Le diaconat permanent

L’intuition d’appeler les chrétiens à veiller aux besoins matériels des plus démunis de la communauté est née dans l’Église primitive, comme en témoignent les Actes des apôtres (cf. Ac 6, 1-6). Cette responsabilité fut confiée aux diacres («diacre» signifie serviteur). Le concile Vatican II a restauré le diaconat permanent.

Le diacre est «auprès de l’évêque pour se consacrer à tout le peuple de Dieu, et prendre soin des malades et des pauvres» (Paul VI). Il n’est donc ni un «sous-prêtre», ni un «super laïc», mais un ministre ordonné appelé à vivre les trois dimensions de la diaconie :

  • le service de la charité ;
  • le service de la parole ;
  • le service de la liturgie ;

en communion avec l’évêque dont il reçoit sa mission et en collaboration avec les pasteurs.
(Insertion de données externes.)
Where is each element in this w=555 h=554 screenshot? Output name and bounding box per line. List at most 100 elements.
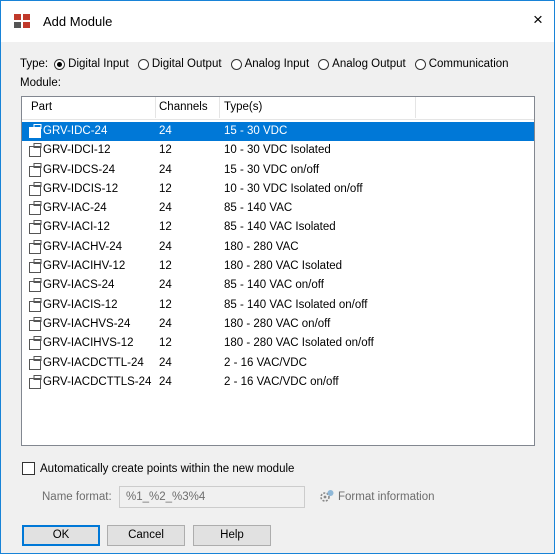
radio-circle-icon: [137, 58, 149, 70]
part-cell: GRV-IDCS-24: [43, 163, 116, 176]
column-header-part[interactable]: Part: [31, 101, 52, 113]
radio-label: Digital Output: [151, 58, 222, 70]
module-row-icon: [29, 355, 42, 370]
radio-label: Analog Input: [244, 58, 310, 70]
cancel-button[interactable]: Cancel: [107, 525, 185, 546]
module-list[interactable]: Part Channels Type(s) GRV-IDC-24 24 15 - 3…: [21, 96, 535, 446]
part-cell: GRV-IACIHV-12: [43, 260, 126, 273]
name-format-input[interactable]: %1_%2_%3%4: [119, 486, 305, 508]
radio-circle-icon: [230, 58, 242, 70]
list-row[interactable]: GRV-IACHV-24 24 180 - 280 VAC: [22, 238, 534, 257]
list-row[interactable]: GRV-IACHVS-24 24 180 - 280 VAC on/off: [22, 315, 534, 334]
list-row[interactable]: GRV-IAC-24 24 85 - 140 VAC: [22, 199, 534, 218]
list-row[interactable]: GRV-IACS-24 24 85 - 140 VAC on/off: [22, 276, 534, 295]
module-icon: [14, 14, 30, 28]
types-cell: 10 - 30 VDC Isolated: [224, 144, 331, 157]
column-divider[interactable]: [415, 97, 416, 118]
help-button[interactable]: Help: [193, 525, 271, 546]
list-row[interactable]: GRV-IACIS-12 12 85 - 140 VAC Isolated on/o…: [22, 296, 534, 315]
ok-button[interactable]: OK: [22, 525, 100, 546]
part-cell: GRV-IACIS-12: [43, 298, 118, 311]
channels-cell: 12: [159, 221, 172, 234]
types-cell: 15 - 30 VDC: [224, 125, 288, 137]
module-row-icon: [29, 297, 42, 312]
radio-digital-input[interactable]: Digital Input: [54, 58, 129, 70]
module-row-icon: [29, 259, 42, 274]
channels-cell: 24: [159, 163, 172, 176]
column-header-channels[interactable]: Channels: [159, 101, 208, 113]
types-cell: 85 - 140 VAC Isolated on/off: [224, 298, 368, 311]
channels-cell: 12: [159, 337, 172, 350]
types-cell: 85 - 140 VAC Isolated: [224, 221, 336, 234]
types-cell: 10 - 30 VDC Isolated on/off: [224, 182, 363, 195]
part-cell: GRV-IACDCTTLS-24: [43, 375, 152, 388]
window-title: Add Module: [43, 14, 113, 29]
channels-cell: 24: [159, 279, 172, 292]
auto-create-checkbox-row[interactable]: Automatically create points within the n…: [22, 462, 294, 475]
type-label: Type:: [20, 58, 49, 70]
part-cell: GRV-IDCIS-12: [43, 182, 119, 195]
radio-communication[interactable]: Communication: [414, 58, 509, 70]
part-cell: GRV-IDCI-12: [43, 144, 111, 157]
list-row[interactable]: GRV-IDC-24 24 15 - 30 VDC: [22, 122, 534, 142]
radio-label: Analog Output: [332, 58, 406, 70]
module-row-icon: [29, 181, 42, 196]
list-row[interactable]: GRV-IDCI-12 12 10 - 30 VDC Isolated: [22, 141, 534, 160]
types-cell: 180 - 280 VAC on/off: [224, 317, 331, 330]
channels-cell: 24: [159, 356, 172, 369]
part-cell: GRV-IACDCTTL-24: [43, 356, 144, 369]
types-cell: 180 - 280 VAC Isolated on/off: [224, 337, 374, 350]
part-cell: GRV-IACI-12: [43, 221, 110, 234]
radio-label: Communication: [428, 58, 509, 70]
radio-analog-output[interactable]: Analog Output: [318, 58, 406, 70]
radio-analog-input[interactable]: Analog Input: [230, 58, 310, 70]
channels-cell: 24: [159, 125, 172, 137]
radio-circle-icon: [414, 58, 426, 70]
channels-cell: 12: [159, 260, 172, 273]
column-divider[interactable]: [219, 97, 220, 118]
channels-cell: 24: [159, 375, 172, 388]
list-row[interactable]: GRV-IACI-12 12 85 - 140 VAC Isolated: [22, 218, 534, 237]
close-icon[interactable]: ×: [528, 10, 548, 30]
add-module-dialog: Add Module × Type: Digital Input Digital…: [0, 0, 555, 554]
module-row-icon: [29, 162, 42, 177]
type-selector: Type: Digital Input Digital Output Analo…: [20, 56, 518, 72]
column-divider[interactable]: [155, 97, 156, 118]
types-cell: 180 - 280 VAC Isolated: [224, 260, 343, 273]
types-cell: 180 - 280 VAC: [224, 240, 299, 253]
gear-info-icon: [320, 490, 334, 502]
part-cell: GRV-IACIHVS-12: [43, 337, 134, 350]
channels-cell: 24: [159, 317, 172, 330]
list-row[interactable]: GRV-IDCS-24 24 15 - 30 VDC on/off: [22, 161, 534, 180]
module-row-icon: [29, 374, 42, 389]
list-row[interactable]: GRV-IACDCTTL-24 24 2 - 16 VAC/VDC: [22, 354, 534, 373]
module-row-icon: [29, 201, 42, 216]
list-row[interactable]: GRV-IACIHV-12 12 180 - 280 VAC Isolated: [22, 257, 534, 276]
types-cell: 85 - 140 VAC: [224, 202, 293, 215]
types-cell: 2 - 16 VAC/VDC on/off: [224, 375, 339, 388]
list-header: Part Channels Type(s): [22, 97, 534, 120]
channels-cell: 12: [159, 298, 172, 311]
channels-cell: 24: [159, 202, 172, 215]
module-row-icon: [29, 124, 42, 138]
radio-circle-icon: [54, 58, 66, 70]
module-label: Module:: [20, 77, 61, 89]
part-cell: GRV-IACHV-24: [43, 240, 123, 253]
part-cell: GRV-IACS-24: [43, 279, 115, 292]
module-row-icon: [29, 143, 42, 158]
name-format-label: Name format:: [42, 491, 112, 503]
list-row[interactable]: GRV-IACDCTTLS-24 24 2 - 16 VAC/VDC on/off: [22, 373, 534, 392]
types-cell: 2 - 16 VAC/VDC: [224, 356, 307, 369]
format-information-link[interactable]: Format information: [319, 489, 435, 504]
channels-cell: 24: [159, 240, 172, 253]
list-row[interactable]: GRV-IACIHVS-12 12 180 - 280 VAC Isolated o…: [22, 334, 534, 353]
part-cell: GRV-IAC-24: [43, 202, 107, 215]
radio-digital-output[interactable]: Digital Output: [137, 58, 222, 70]
auto-create-checkbox[interactable]: [22, 462, 35, 475]
list-rows: GRV-IDC-24 24 15 - 30 VDC GRV-IDCI-12 12 10 -…: [22, 122, 534, 392]
part-cell: GRV-IDC-24: [43, 125, 108, 137]
title-bar: Add Module ×: [1, 1, 554, 42]
list-row[interactable]: GRV-IDCIS-12 12 10 - 30 VDC Isolated on/of…: [22, 180, 534, 199]
column-header-types[interactable]: Type(s): [224, 101, 262, 113]
channels-cell: 12: [159, 182, 172, 195]
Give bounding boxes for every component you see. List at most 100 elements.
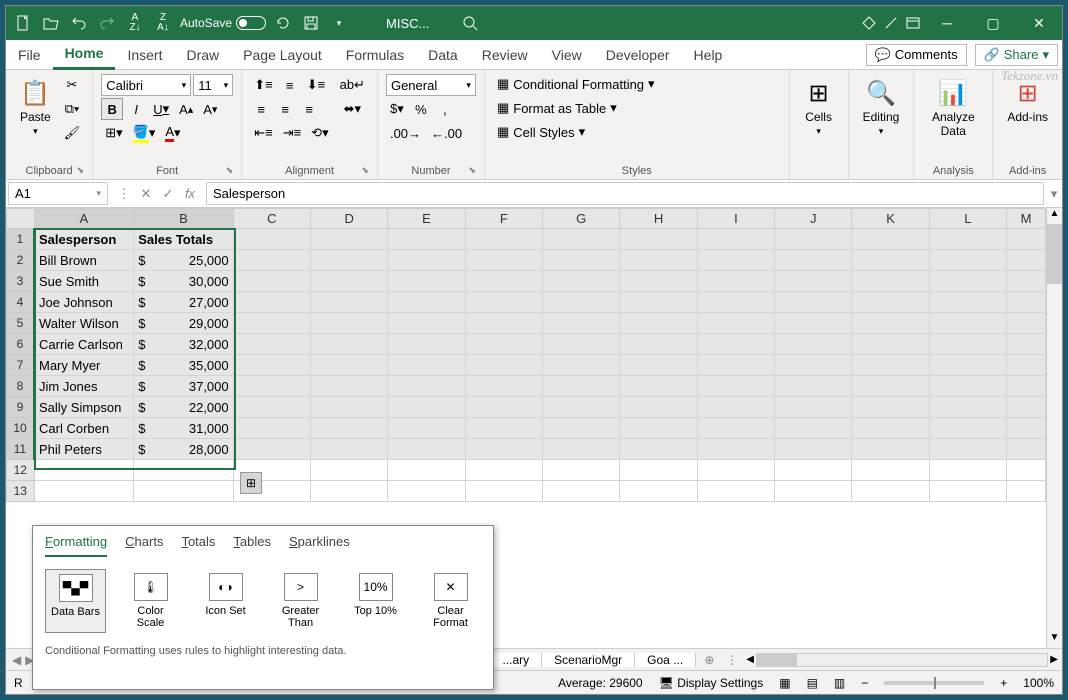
cell-M5[interactable] [1007, 313, 1046, 334]
col-header-B[interactable]: B [134, 209, 233, 229]
cell-G4[interactable] [542, 292, 619, 313]
scroll-right-icon[interactable]: ▶ [1050, 654, 1058, 665]
cell-H12[interactable] [620, 460, 697, 481]
cell-D8[interactable] [310, 376, 387, 397]
cell-G10[interactable] [542, 418, 619, 439]
tab-data[interactable]: Data [416, 40, 470, 70]
align-top-button[interactable]: ⬆≡ [250, 74, 276, 96]
font-size-select[interactable]: 11▾ [193, 74, 233, 96]
cell-B1[interactable]: Sales Totals [134, 229, 233, 250]
cell-L9[interactable] [929, 397, 1006, 418]
tab-review[interactable]: Review [470, 40, 540, 70]
cell-D11[interactable] [310, 439, 387, 460]
cell-M8[interactable] [1007, 376, 1046, 397]
cell-K6[interactable] [852, 334, 929, 355]
cell-I4[interactable] [697, 292, 774, 313]
percent-button[interactable]: % [410, 98, 432, 120]
window-icon[interactable] [902, 12, 924, 34]
cell-C2[interactable] [233, 250, 310, 271]
cell-B3[interactable]: $30,000 [134, 271, 233, 292]
cell-J7[interactable] [775, 355, 852, 376]
cell-E11[interactable] [388, 439, 465, 460]
col-header-D[interactable]: D [310, 209, 387, 229]
cell-I1[interactable] [697, 229, 774, 250]
analyze-data-button[interactable]: 📊Analyze Data [922, 74, 984, 142]
alignment-launcher-icon[interactable]: ⬊ [361, 165, 369, 176]
scroll-left-icon[interactable]: ◀ [746, 654, 754, 665]
cell-styles-button[interactable]: ▦ Cell Styles ▾ [493, 122, 589, 142]
cell-J5[interactable] [775, 313, 852, 334]
cell-K5[interactable] [852, 313, 929, 334]
cell-K8[interactable] [852, 376, 929, 397]
cell-K13[interactable] [852, 481, 929, 502]
vertical-scrollbar[interactable] [1047, 224, 1062, 632]
col-header-I[interactable]: I [697, 209, 774, 229]
qa-item-color-scale[interactable]: 🌡Color Scale [120, 569, 181, 633]
increase-decimal-button[interactable]: .00→ [386, 122, 425, 144]
new-file-icon[interactable] [12, 12, 34, 34]
copy-button[interactable]: ⧉▾ [60, 98, 85, 120]
row-header-11[interactable]: 11 [7, 439, 35, 460]
view-layout-icon[interactable]: ▤ [807, 676, 818, 690]
tab-home[interactable]: Home [53, 40, 116, 70]
cell-F12[interactable] [465, 460, 542, 481]
cell-C9[interactable] [233, 397, 310, 418]
decrease-font-button[interactable]: A▾ [199, 98, 221, 120]
cell-I12[interactable] [697, 460, 774, 481]
row-header-6[interactable]: 6 [7, 334, 35, 355]
cell-E6[interactable] [388, 334, 465, 355]
wrap-text-button[interactable]: ab↵ [336, 74, 369, 96]
cell-L1[interactable] [929, 229, 1006, 250]
cell-I13[interactable] [697, 481, 774, 502]
sort-desc-icon[interactable]: ZA↓ [152, 12, 174, 34]
col-header-L[interactable]: L [929, 209, 1006, 229]
cell-D1[interactable] [310, 229, 387, 250]
tab-file[interactable]: File [6, 40, 53, 70]
cell-B7[interactable]: $35,000 [134, 355, 233, 376]
cell-J1[interactable] [775, 229, 852, 250]
italic-button[interactable]: I [125, 98, 147, 120]
cell-G6[interactable] [542, 334, 619, 355]
paste-button[interactable]: 📋 Paste▾ [14, 74, 57, 141]
cell-D6[interactable] [310, 334, 387, 355]
cell-A13[interactable] [34, 481, 134, 502]
sheet-tab[interactable]: Goa ... [635, 653, 696, 667]
qa-tab-totals[interactable]: Totals [181, 534, 215, 557]
cell-A2[interactable]: Bill Brown [34, 250, 134, 271]
cell-A8[interactable]: Jim Jones [34, 376, 134, 397]
tab-insert[interactable]: Insert [115, 40, 174, 70]
qat-more-icon[interactable]: ▾ [328, 12, 350, 34]
underline-button[interactable]: U▾ [149, 98, 173, 120]
cell-D3[interactable] [310, 271, 387, 292]
col-header-F[interactable]: F [465, 209, 542, 229]
qa-item-greater-than[interactable]: >Greater Than [270, 569, 331, 633]
cell-C8[interactable] [233, 376, 310, 397]
new-sheet-button[interactable]: ⊕ [696, 653, 722, 667]
cell-L11[interactable] [929, 439, 1006, 460]
cell-B13[interactable] [134, 481, 233, 502]
cell-M1[interactable] [1007, 229, 1046, 250]
save-icon[interactable] [300, 12, 322, 34]
row-header-10[interactable]: 10 [7, 418, 35, 439]
cell-K1[interactable] [852, 229, 929, 250]
number-format-select[interactable]: General▾ [386, 74, 476, 96]
comma-button[interactable]: , [434, 98, 456, 120]
cell-H13[interactable] [620, 481, 697, 502]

Actuellement, les diacres permanents sont le plus souvent des hommes mariés, insérés dans le monde professionnel. Ils vivent leur ministère au contact des hommes et des femmes, auprès desquels ils témoignent de la présence attentive de l’Église. Souvent, leur engagement les conduit à rejoindre les plus pauvres, les malades, les marginaux.